Banjir Jakarta: Upaya Mengatasi Bencana Tahunan
Artikel ini membahas sejarah banjir Jakarta, upaya pemerintah dalam penanggulangannya, mulai dari pembangunan bendungan hingga operasi modifikasi cuaca, serta tantangan yang masih dihadapi.

Jakarta, kota yang dikenal dengan dinamika kehidupan perkotaannya, juga akrab dengan ancaman banjir. Bukan sekadar genangan air, melainkan banjir besar yang berulang setiap tahun, dari skala kecil hingga yang melumpuhkan aktivitas kota. Banjir Jakarta, sebuah masalah klasik yang terus menjadi tantangan bagi pemerintah dan warga.

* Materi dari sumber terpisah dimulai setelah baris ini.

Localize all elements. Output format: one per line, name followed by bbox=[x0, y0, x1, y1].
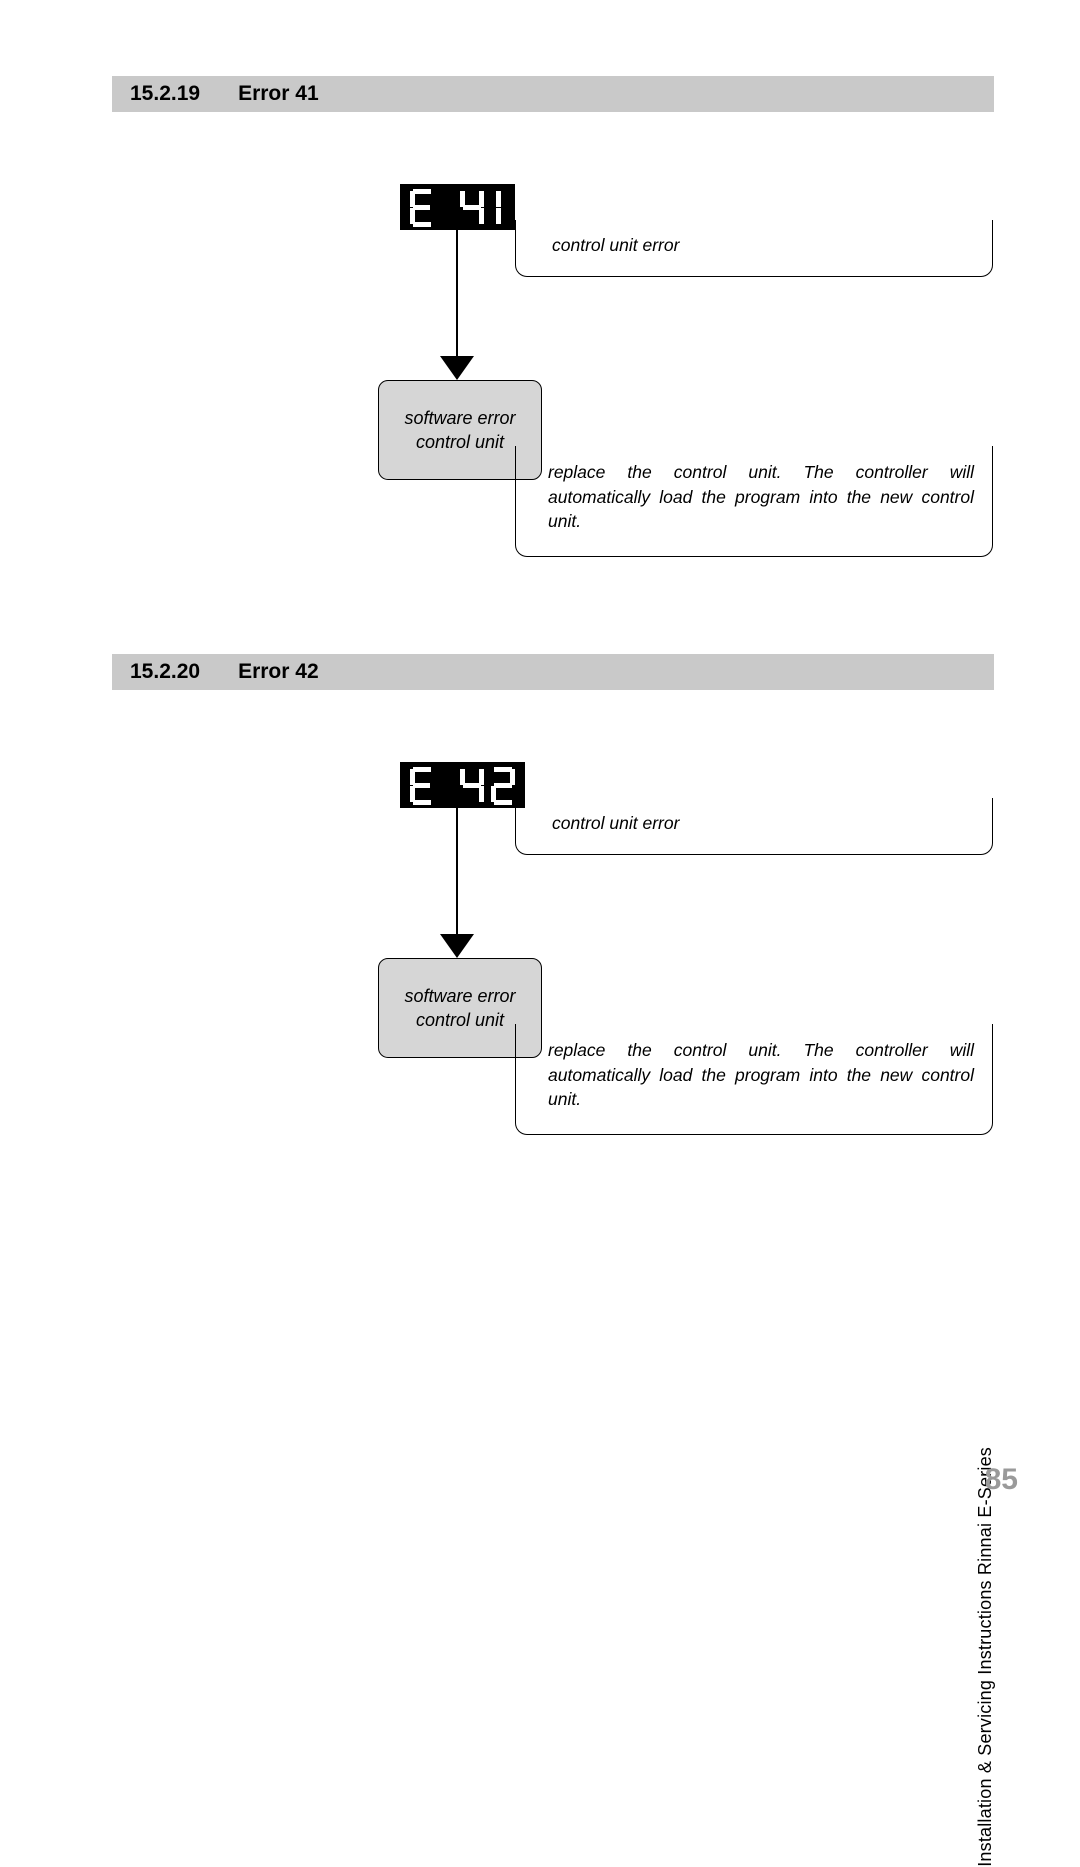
arrow-head-icon-2 bbox=[440, 934, 474, 958]
callout-text-2: control unit error bbox=[552, 813, 679, 833]
page-number: 85 bbox=[985, 1463, 1018, 1497]
arrow-line-1 bbox=[456, 230, 458, 358]
sw-box-line2-2: control unit bbox=[416, 1008, 504, 1032]
section-title-1: Error 41 bbox=[238, 82, 319, 106]
segment-1-icon bbox=[491, 189, 505, 227]
side-margin-text: Installation & Servicing Instructions Ri… bbox=[975, 1447, 996, 1867]
callout-top-2: control unit error bbox=[515, 798, 993, 855]
instruction-box-2: replace the control unit. The controller… bbox=[515, 1024, 993, 1135]
error-display-2 bbox=[400, 762, 525, 808]
arrow-line-2 bbox=[456, 808, 458, 936]
segment-e-icon bbox=[410, 767, 434, 805]
segment-2-icon bbox=[491, 767, 515, 805]
instruction-box-1: replace the control unit. The controller… bbox=[515, 446, 993, 557]
sw-box-line1-1: software error bbox=[404, 406, 515, 430]
sw-box-line1-2: software error bbox=[404, 984, 515, 1008]
instruction-text-2: replace the control unit. The controller… bbox=[548, 1040, 974, 1109]
callout-top-1: control unit error bbox=[515, 220, 993, 277]
segment-4-icon bbox=[460, 767, 484, 805]
error-display-1 bbox=[400, 184, 515, 230]
diagram-2: control unit error software error contro… bbox=[112, 762, 994, 1122]
sw-box-line2-1: control unit bbox=[416, 430, 504, 454]
section-number-1: 15.2.19 bbox=[130, 82, 200, 106]
callout-text-1: control unit error bbox=[552, 235, 679, 255]
segment-4-icon bbox=[460, 189, 484, 227]
arrow-head-icon-1 bbox=[440, 356, 474, 380]
section-header-1: 15.2.19 Error 41 bbox=[112, 76, 994, 112]
instruction-text-1: replace the control unit. The controller… bbox=[548, 462, 974, 531]
section-header-2: 15.2.20 Error 42 bbox=[112, 654, 994, 690]
segment-e-icon bbox=[410, 189, 434, 227]
section-number-2: 15.2.20 bbox=[130, 660, 200, 684]
diagram-1: control unit error software error contro… bbox=[112, 184, 994, 544]
section-title-2: Error 42 bbox=[238, 660, 319, 684]
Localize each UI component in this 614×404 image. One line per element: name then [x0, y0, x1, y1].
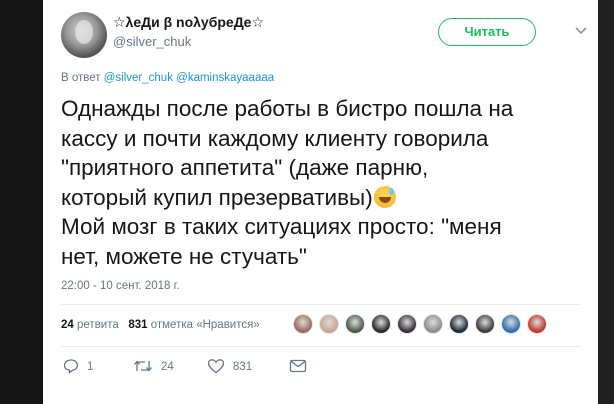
tweet-line: кассу и почти каждому клиенту говорила [61, 125, 489, 151]
divider [61, 346, 581, 347]
tweet-line: "приятного аппетита" (даже парню, [61, 155, 429, 180]
tweet-line: Однажды после работы в бистро пошла на [61, 96, 514, 121]
background-left [0, 0, 43, 404]
likes-label[interactable]: отметка «Нравится» [151, 319, 260, 331]
tweet-timestamp[interactable]: 22:00 - 10 сент. 2018 г. [61, 280, 180, 292]
liker-avatar-6[interactable] [423, 314, 443, 334]
message-action[interactable] [289, 358, 307, 380]
tweet-line: который купил презервативы) [61, 184, 373, 210]
likes-count[interactable]: 831 [128, 319, 147, 331]
message-icon [289, 359, 307, 373]
retweets-label[interactable]: ретвита [77, 319, 119, 331]
retweet-count: 24 [161, 361, 174, 373]
liker-avatar-3[interactable] [345, 314, 365, 334]
reply-action[interactable]: 1 [63, 358, 93, 380]
liker-avatar-4[interactable] [371, 314, 391, 334]
tweet-line: Мой мозг в таких ситуациях просто: "меня [61, 214, 502, 239]
like-count: 831 [233, 361, 253, 373]
retweet-action[interactable]: 24 [133, 358, 174, 380]
liker-avatar-1[interactable] [293, 314, 313, 334]
tweet-line: нет, можете не стучать" [61, 243, 307, 269]
like-action[interactable]: 831 [207, 358, 252, 380]
liker-avatar-8[interactable] [475, 314, 495, 334]
grinning-face-with-sweat-icon [373, 185, 396, 208]
tweet-line-with-emoji: который купил презервативы) [61, 183, 581, 213]
background-right [598, 0, 614, 404]
reply-icon [63, 359, 79, 374]
reply-prefix: В ответ [61, 72, 101, 84]
avatar[interactable] [61, 12, 107, 58]
divider [61, 304, 581, 305]
liker-avatar-5[interactable] [397, 314, 417, 334]
like-icon [207, 359, 225, 374]
liker-avatar-2[interactable] [319, 314, 339, 334]
retweet-icon [134, 360, 152, 372]
tweet-stats: 24 ретвита 831 отметка «Нравится» [61, 319, 260, 331]
follow-button[interactable]: Читать [438, 18, 536, 46]
reply-mention-1[interactable]: @silver_chuk [104, 72, 173, 84]
display-name[interactable]: ☆λeДи β noλyбpeДe☆ [113, 14, 264, 31]
liker-avatar-9[interactable] [501, 314, 521, 334]
reply-mention-2[interactable]: @kaminskayaaaaa [176, 72, 274, 84]
reply-count: 1 [87, 361, 94, 373]
tweet-card: ☆λeДи β noλyбpeДe☆ @silver_chuk Читать В… [43, 0, 598, 404]
caret-down-icon[interactable] [574, 26, 588, 36]
tweet-text: Однажды после работы в бистро пошла на к… [61, 94, 581, 271]
user-handle[interactable]: @silver_chuk [113, 34, 191, 49]
liker-avatars [293, 314, 553, 336]
liker-avatar-7[interactable] [449, 314, 469, 334]
liker-avatar-10[interactable] [527, 314, 547, 334]
retweets-count[interactable]: 24 [61, 319, 74, 331]
reply-context: В ответ @silver_chuk @kaminskayaaaaa [61, 72, 274, 84]
action-bar: 1 24 831 [61, 358, 581, 380]
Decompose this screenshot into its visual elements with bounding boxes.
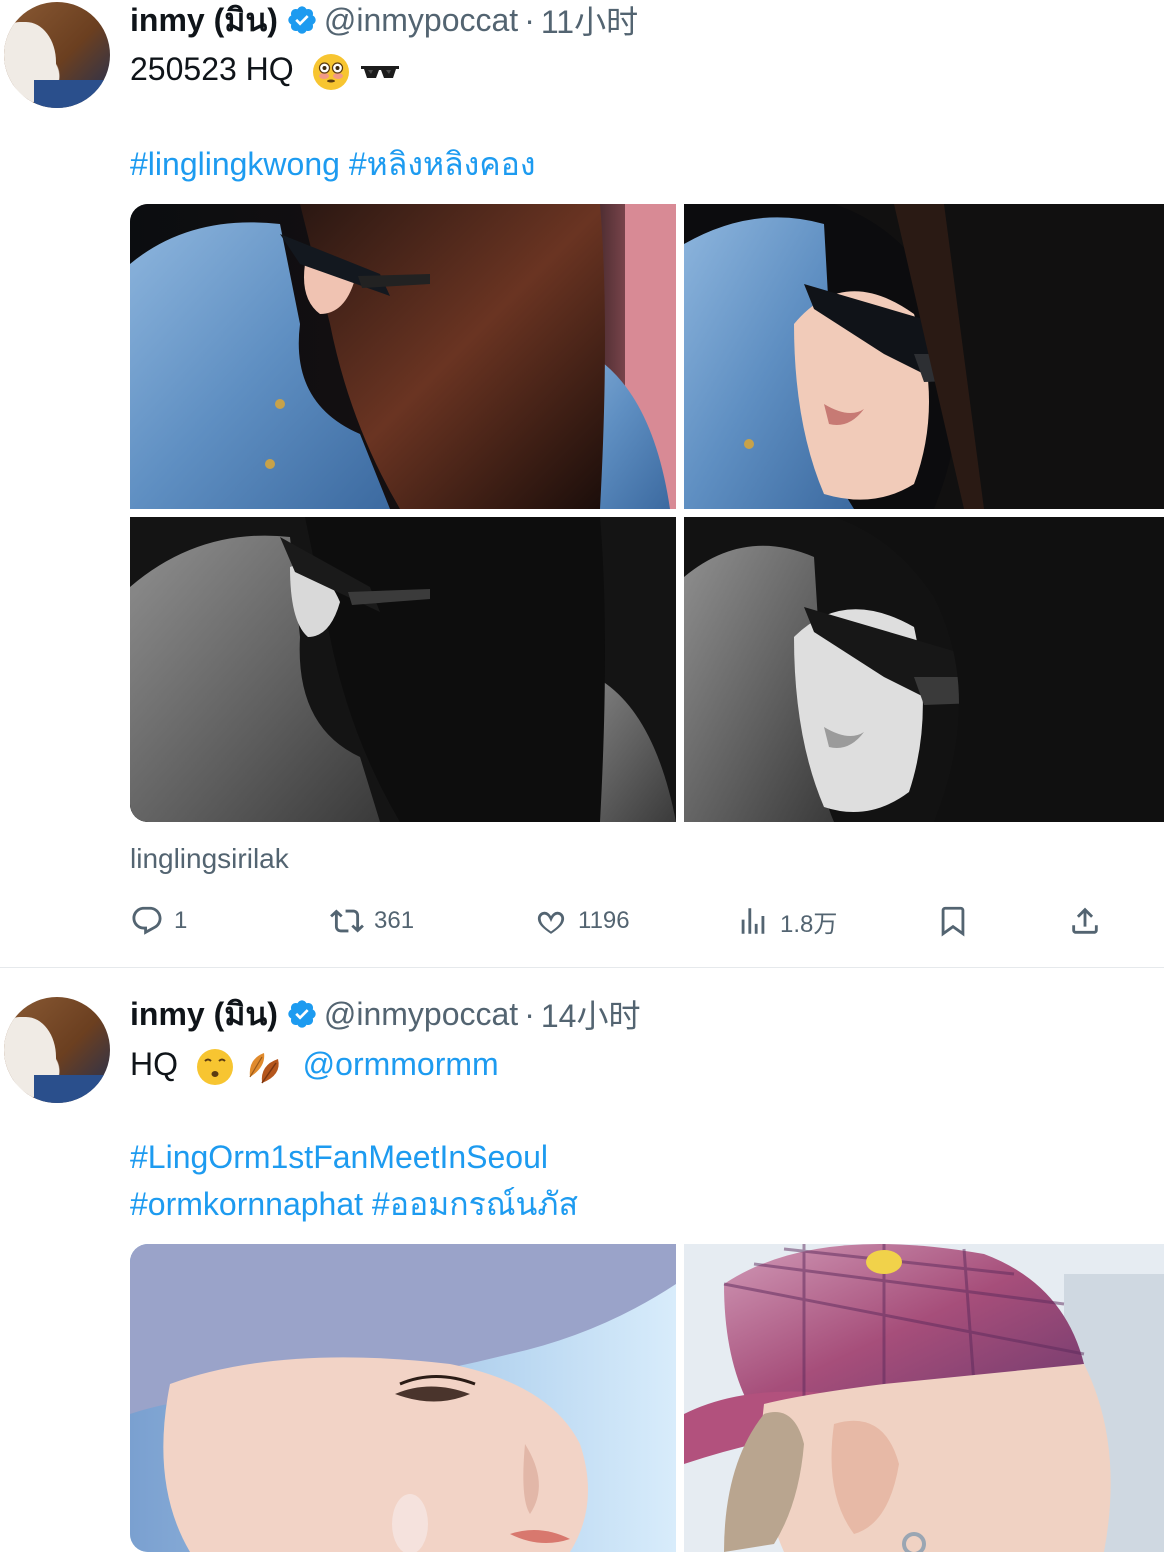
tweet-text: 250523 HQ	[130, 46, 401, 92]
retweet-icon	[330, 909, 364, 933]
photo[interactable]	[130, 1244, 676, 1552]
share-icon	[1072, 907, 1098, 934]
tweet[interactable]: inmy (มิน) @inmypoccat · 14小时 HQ @ormmor…	[0, 969, 1164, 1552]
views-chart-icon	[741, 908, 765, 934]
separator-dot: ·	[524, 1, 535, 38]
tweet-header: inmy (มิน) @inmypoccat · 14小时	[130, 991, 641, 1037]
tweet-text-line: HQ	[130, 1046, 178, 1082]
tweet-text-line: 250523 HQ	[130, 51, 294, 87]
avatar[interactable]	[4, 997, 110, 1103]
action-bar: 1 361 1196 1.8万	[0, 896, 1164, 946]
hashtag-line[interactable]: #linglingkwong #หลิงหลิงคอง	[130, 141, 536, 187]
verified-badge-icon	[288, 6, 316, 34]
like-count: 1196	[578, 907, 630, 934]
display-name[interactable]: inmy (มิน)	[130, 0, 278, 46]
retweet-count: 361	[374, 907, 415, 934]
reply-count: 1	[174, 907, 188, 934]
media-grid[interactable]	[130, 1244, 1164, 1552]
handle[interactable]: @inmypoccat	[324, 2, 518, 39]
sunglasses-emoji-icon	[361, 65, 400, 78]
handle[interactable]: @inmypoccat	[324, 996, 518, 1033]
media-credit[interactable]: linglingsirilak	[130, 843, 289, 875]
media-grid[interactable]	[130, 204, 1164, 822]
photo[interactable]	[130, 204, 676, 509]
views-button[interactable]: 1.8万	[736, 896, 837, 946]
hashtag-line[interactable]: #ormkornnaphat #ออมกรณ์นภัส	[130, 1181, 578, 1227]
heart-icon	[537, 911, 565, 934]
display-name[interactable]: inmy (มิน)	[130, 989, 278, 1040]
reply-icon	[132, 906, 162, 935]
photo[interactable]	[684, 204, 1164, 509]
separator-dot: ·	[524, 995, 535, 1032]
tweet-text: HQ @ormmormm	[130, 1041, 499, 1087]
avatar[interactable]	[4, 2, 110, 108]
bookmark-icon	[941, 906, 965, 937]
share-button[interactable]	[1068, 896, 1112, 946]
views-count: 1.8万	[780, 910, 838, 938]
fallen-leaf-emoji-icon	[249, 1052, 279, 1083]
retweet-button[interactable]: 361	[330, 896, 414, 946]
reply-button[interactable]: 1	[130, 896, 187, 946]
bookmark-button[interactable]	[936, 896, 980, 946]
kissing-face-emoji-icon	[196, 1048, 233, 1085]
flushed-face-emoji-icon	[312, 53, 349, 90]
timestamp[interactable]: 11小时	[541, 0, 638, 43]
photo[interactable]	[684, 1244, 1164, 1552]
tweet[interactable]: inmy (มิน) @inmypoccat · 11小时 250523 HQ …	[0, 0, 1164, 968]
photo[interactable]	[684, 517, 1164, 822]
tweet-header: inmy (มิน) @inmypoccat · 11小时	[130, 0, 638, 43]
hashtag-line[interactable]: #LingOrm1stFanMeetInSeoul	[130, 1134, 548, 1180]
like-button[interactable]: 1196	[534, 896, 630, 946]
verified-badge-icon	[288, 1000, 316, 1028]
timestamp[interactable]: 14小时	[541, 991, 641, 1037]
mention-link[interactable]: @ormmormm	[303, 1046, 499, 1082]
photo[interactable]	[130, 517, 676, 822]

Sejarah Banjir Jakarta: Dari Batavia hingga Kini
Catatan sejarah mencatat, banjir besar telah melanda Jakarta sejak masa penjajahan Belanda, bahkan sebelum Indonesia merdeka. Pada 1866, Batavia (nama Jakarta saat itu) dilanda hujan ekstrem dengan curah hujan mencapai 185,1 mm per hari. Banjir besar juga terjadi pada 1918 dengan curah hujan 125,2 mm per hari. Setelah kemerdekaan, peristiwa serupa kembali terjadi pada 1979 (198 mm/hari), 2007 (340 mm/hari), dan 2020 (377 mm/hari). Banjir Februari 2007 tercatat sebagai yang terparah, merendam 60 persen wilayah Jakarta, menimbulkan kerugian Rp4,3 triliun dan 80 korban jiwa.
Banjir Jakarta akhir Januari 2025 kembali mengingatkan kita akan ancaman ini. Hujan dengan intensitas 368 mm per hari merendam 54 RW dan 23 ruas jalan. Kepala Pusat Data dan Informasi BPBD DKI Jakarta, Mohamad Yohan, menjelaskan bahwa saluran air tidak mampu menampung debit air yang sangat tinggi.
Berbagai Upaya Penanggulangan Banjir Jakarta
Berbagai strategi telah dan terus dilakukan untuk mengatasi masalah banjir Jakarta. Dari masa lalu hingga kini, upaya-upaya tersebut meliputi pemulihan kawasan hulu, pembangunan bendungan, normalisasi sungai, pembuatan sodetan, dan sumur resapan.
Pemerintah Pusat membangun Bendungan Ciawi dan Sukamahi yang diproyeksikan mengurangi banjir hingga 30 persen. Normalisasi Sungai Ciliwung sepanjang 33 kilometer juga dilakukan, dengan 16 kilometer telah selesai dan sisanya dalam proses. Normalisasi ini bertujuan mengembalikan lebar sungai menjadi 35-50 meter, meningkatkan kapasitas tampung aliran, dan menata kawasan sekitarnya.
Pemprov DKI Jakarta juga gencar membangun sumur resapan. Sejak 2019 hingga 2024, sebanyak 29.887 sumur resapan telah dibangun untuk mengurangi limpasan air ke saluran kota. Selain itu, pembangunan sistem polder juga terus dilakukan, dengan target 70 polder hingga 2045. Saat ini, 52 polder telah dibangun, namun hanya 14 yang berfungsi maksimal.
Operasi Modifikasi Cuaca (OMC): Teknologi untuk Mengurangi Hujan Ekstrem
Selain pembangunan infrastruktur, operasi modifikasi cuaca (OMC) juga dikerahkan untuk meminimalisir dampak hujan ekstrem. OMC dinilai berhasil mengurangi curah hujan hingga 50-60 persen, terbukti setelah pelaksanaan OMC tahap kedua pasca banjir akhir Januari 2025. Juru Bicara pelaksanaan OMC 2025, Michael Sitanggang, menegaskan keberhasilan ini dalam mengurangi curah hujan dari prediksi BMKG.
Tantangan dan Harapan Jakarta Bebas Banjir
Upaya penanggulangan banjir Jakarta menunjukkan keseriusan pemerintah, meskipun hasilnya belum sepenuhnya optimal. Tantangan masih ada, termasuk penyelesaian pembangunan infrastruktur dan koordinasi antar instansi. Setiap kepemimpinan memiliki pendekatannya sendiri, namun konsistensi dan program terintegrasi sangat krusial untuk mewujudkan Jakarta yang bebas banjir. Perlu komitmen jangka panjang dan kolaborasi semua pihak untuk mengatasi masalah kompleks ini.